A Queensland grandmother has won a high court challenge to stop a US company having a patent on a human gene.
The case will have a far reaching impact on medical research and on the ethics of using parts of the human body for commercial gain.
Yvonne D’Arcy, 69, a breast cancer survivor, challenged a biotech company’s right to patent BRCA-1 which has been linked to an increased risk of breast and ovarian cancer.
D’Arcy, who says the genes were discovered rather than invented, hopes the decision will lead to a better and more affordable genetic test for cancer.
“The costs will come down and more geneticists will be able to test,” D’Arcy told a media briefing today.
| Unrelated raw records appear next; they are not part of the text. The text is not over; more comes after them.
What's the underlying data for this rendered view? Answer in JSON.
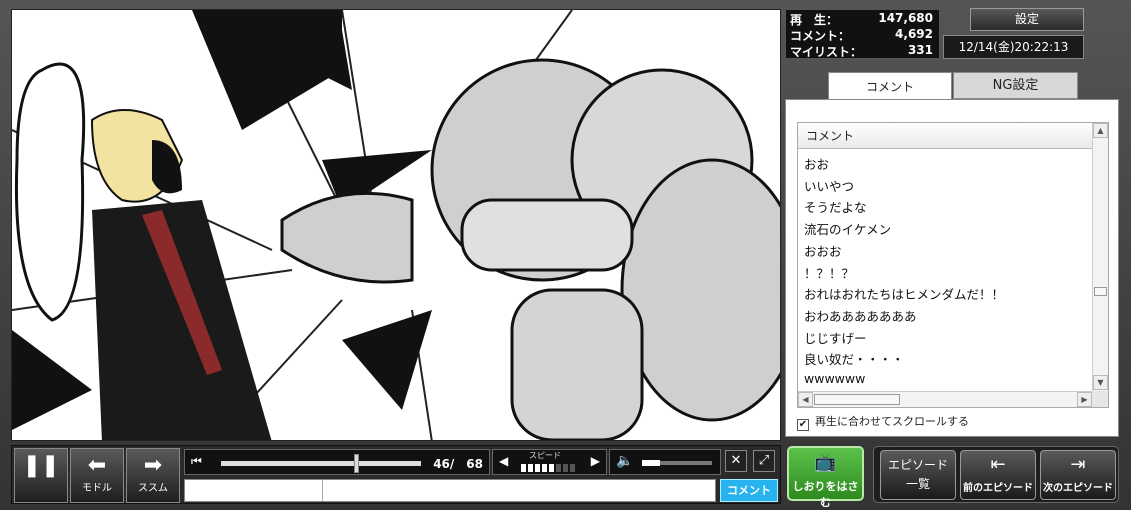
{
  "stats": {
    "views_label": "再　生：",
    "views_value": "147,680",
    "comments_label": "コメント：",
    "comments_value": "4,692",
    "mylist_label": "マイリスト：",
    "mylist_value": "331"
  },
  "header": {
    "settings_label": "設定",
    "datetime": "12/14(金)20:22:13"
  },
  "comment_panel": {
    "tabs": [
      {
        "label": "コメント",
        "active": true
      },
      {
        "label": "NG設定",
        "active": false
      }
    ],
    "column_header": "コメント",
    "comments": [
      "おお",
      "いいやつ",
      "そうだよな",
      "流石のイケメン",
      "おおお",
      "！？！？",
      "おれはおれたちはヒメンダムだ！！",
      "おわあああああああ",
      "じじすげー",
      "良い奴だ・・・・",
      "wwwwww"
    ],
    "autoscroll_label": "再生に合わせてスクロールする",
    "autoscroll_checked": true
  },
  "controls": {
    "pause_icon": "pause-icon",
    "back_label": "モドル",
    "forward_label": "ススム",
    "time_display": "46/　68",
    "seek_fraction": 0.676,
    "speed_label": "スピード",
    "speed_level": 5,
    "speed_max": 8,
    "volume_fraction": 0.25,
    "comment_send_label": "コメント",
    "comment_input_value": "",
    "command_input_value": ""
  },
  "side_buttons": {
    "bookmark_label": "しおりをはさむ",
    "episode_list_line1": "エピソード",
    "episode_list_line2": "一覧",
    "prev_episode_label": "前のエピソード",
    "next_episode_label": "次のエピソード"
  },
  "colors": {
    "send_button": "#27b3f0",
    "bookmark_button": "#3fa52f"
  }
}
“For all the people who do have the genetic footprint, it’s a win for them.”
She has had cancer three times, cervical followed by two bouts of breast cancer.
“Emotionally, it’s very draining to have to listen to the court cases and the paraphernalia that goes with them,” she says.
“Regardless what the decision was — they were wrong and I was right.”
The company, Myriad Genetics, argued that patents helped innovation and that commercialisation benefited all. The Utah-based company patented the BRCA1 gene in the 1990s.
However, civil liberties groups in the US say the company’s monopoly makes genetic testing more expensive.
The case was taken up by lawyers Maurice Blackburn in 2010.
However, Justice Nicholas ruled, in the Federal Court in February 2013, in favour of Myriad and agreed that isolated gene sequences are the product of human intervention and are therefore patentable.
An appeal to the Full Federal Court was launched but Justice Nicholas’ ruling was upheld.
An appeal was then made to the High Court which today ruled that BRCA1 was not a “patentable invention” within the meaning of Australia’s Patents Act, which required that something be manufactured.
“The court held that, having regard to the relevant factors, an isolated nucleic acid, coding for the BRCA1 protein, with specified variations, is not a manner of manufacture,” the High Court ruled.
“While the invention claimed might be, in a formal sense, a product of human action, it was the existence of the information stored in the relevant sequences that was an essential element of the invention as claimed.”
The concept of a manner of manufacture would need to be broadened for patentability to be claimed.
In 2013 Angelina Jolie learned she carried the same gene, BRCA 1. The actress then had a double mastectomy.
In the US, the Supreme Court has also ruled that companies cannot patent human genes.
That court ruled that a DNA segment is a product of nature and not eligible for patent just because it has been isolated.